Die weltweit steigenden Nahrungsmittelpreise verschärfen nach Einschätzung des Internationalen Währungsfonds die Gefahr von Hungerkrisen in vielen Entwicklungsländern. "Hunderttausende Menschen werden darben und Kinder werden ihr Leben lang unter Mangelernährung leiden", sagte IWF-Direktor Dominique Strauss-Kahn beim Frühjahrstreffen der Weltfinanzorganisationen in Washington.
Die deutsche Entwicklungshilfeministerin Heidemarie Wieczorek-Zeul rief in Washington zu einer Regulierung des weltweiten Marktes für Biokraftstoffe auf, damit deren Produktion die Nahrungsmittelpreise nicht weiter hochtreibe. "Es ist nicht zu akzeptieren, wenn der Export von Agrokraftstoffen die Versorgungslage gerade derjenigen Menschen bedroht, die ohnehin schon in Armut leben", erklärte Wieczorek-Zeul, die in Washington an den Beratungen der Weltbank teilnimmt. Die Welt brauche neue Regeln, um die Bewältigung des Klimawandels, eine sichere Versorgung mit Nahrungsmittel und soziale Entwicklung in Einklang zu bringen.

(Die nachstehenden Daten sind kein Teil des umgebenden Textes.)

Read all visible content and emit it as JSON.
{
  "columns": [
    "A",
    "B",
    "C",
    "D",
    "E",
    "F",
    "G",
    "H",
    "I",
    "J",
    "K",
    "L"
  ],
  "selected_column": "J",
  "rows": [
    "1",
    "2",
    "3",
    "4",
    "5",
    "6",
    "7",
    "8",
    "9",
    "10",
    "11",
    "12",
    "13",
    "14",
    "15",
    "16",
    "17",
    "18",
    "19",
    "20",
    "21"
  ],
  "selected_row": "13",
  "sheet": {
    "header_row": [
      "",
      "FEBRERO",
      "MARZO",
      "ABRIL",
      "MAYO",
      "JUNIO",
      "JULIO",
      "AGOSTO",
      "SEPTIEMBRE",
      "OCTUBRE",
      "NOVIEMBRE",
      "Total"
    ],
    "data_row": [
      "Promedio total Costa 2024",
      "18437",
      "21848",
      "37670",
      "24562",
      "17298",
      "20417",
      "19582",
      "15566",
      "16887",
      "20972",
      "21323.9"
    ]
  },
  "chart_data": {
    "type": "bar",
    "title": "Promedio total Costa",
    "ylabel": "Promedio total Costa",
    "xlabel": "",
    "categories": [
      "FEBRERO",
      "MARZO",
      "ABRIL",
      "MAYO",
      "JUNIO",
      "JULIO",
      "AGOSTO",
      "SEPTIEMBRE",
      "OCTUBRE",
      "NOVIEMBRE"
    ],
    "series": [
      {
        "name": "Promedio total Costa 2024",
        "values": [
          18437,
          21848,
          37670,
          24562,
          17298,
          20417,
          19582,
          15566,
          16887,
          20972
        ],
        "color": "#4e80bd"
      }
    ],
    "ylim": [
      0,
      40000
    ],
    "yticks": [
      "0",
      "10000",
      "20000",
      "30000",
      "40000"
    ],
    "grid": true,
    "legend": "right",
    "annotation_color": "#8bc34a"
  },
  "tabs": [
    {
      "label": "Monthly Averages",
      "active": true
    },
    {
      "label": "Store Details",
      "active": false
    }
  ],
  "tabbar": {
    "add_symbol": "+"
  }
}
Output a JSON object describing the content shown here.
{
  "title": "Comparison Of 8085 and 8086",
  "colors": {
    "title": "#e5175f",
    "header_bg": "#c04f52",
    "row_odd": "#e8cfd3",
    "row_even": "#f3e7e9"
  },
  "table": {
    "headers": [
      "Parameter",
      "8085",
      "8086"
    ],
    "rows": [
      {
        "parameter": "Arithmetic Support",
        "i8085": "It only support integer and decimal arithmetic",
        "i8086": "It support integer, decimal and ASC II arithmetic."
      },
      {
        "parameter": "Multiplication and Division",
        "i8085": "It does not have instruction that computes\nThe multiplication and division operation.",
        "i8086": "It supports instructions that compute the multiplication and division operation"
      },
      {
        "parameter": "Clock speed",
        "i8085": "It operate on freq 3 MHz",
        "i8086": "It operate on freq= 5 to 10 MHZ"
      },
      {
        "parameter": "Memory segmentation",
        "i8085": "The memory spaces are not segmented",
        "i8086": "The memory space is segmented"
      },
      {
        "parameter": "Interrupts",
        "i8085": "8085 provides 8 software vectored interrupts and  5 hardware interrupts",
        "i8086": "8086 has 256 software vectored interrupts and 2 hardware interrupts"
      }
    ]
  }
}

Scharfer Anstieg der Nahrungsmittelpreise
Der Interimsausschuss des Internationalen Währungsfonds (IWF) wies in einer Abschlusserklärung seiner Beratungen darauf hin, "dass eine Vielzahl von Entwicklungsländern, besonders die mit niedrigem Einkommen, mit einem scharfen Anstieg der Nahrungsmittel- und Energiepreise konfrontiert sind". Das Gremium rief den IWF zu einer engen Zusammenarbeit mit der Weltbank und anderen Organisationen auf, die Entwicklungsländer mit Krediten unterstützen.
Unterdessen dauern die gewaltsamen Proteste gegen steigende Nahrungsmittelpreise in Haiti weiter an. In der Hauptstadt Port-au-Prince wurde am Samstag ein nigerianischer Polizist der Vereinten Nationen erschossen, der Lebensmittel zu seiner Einheit bringen wollte. Andere UN-Polizisten setzten Tränengas ein und trieben die Menge mit Warnschüssen davon, um den Toten zu bergen. Der Zwischenfall ereignete sich auf einem Kleidermarkt in der Nähe der Kathedrale von Port-au-Prince. Die aufgebrachte Menge setzte mehrere Marktstände in Brand.
Fünf Tote bei Hungerunruhen
Wegen der angespannten Lage beschloss das haitianische Parlament am Samstag, Ministerpräsident Jacques Edouard Alexis zu entlassen. Präsident Réne Préval kündigte an, möglichst schnell einen Nachfolger zu berufen. Der Präsident stellte außerdem einen Plan vor, um die Preise für Reis zu senken. Er werde internationale Finanzhilfen dazu verwenden, den Reispreis zu subventionieren, sagte Préval. Bei den Hungerunruhen kamen in der vergangenen Woche fünf Menschen ums Leben. Seit Mitte vergangenen Jahres sind die Nahrungsmittelpreise weltweit um etwa 40 Prozent gestiegen. Haiti deckt nahezu den gesamten Nahrungsmittelbedarf auf dem Weltmarkt und ist deswegen besonders betroffen.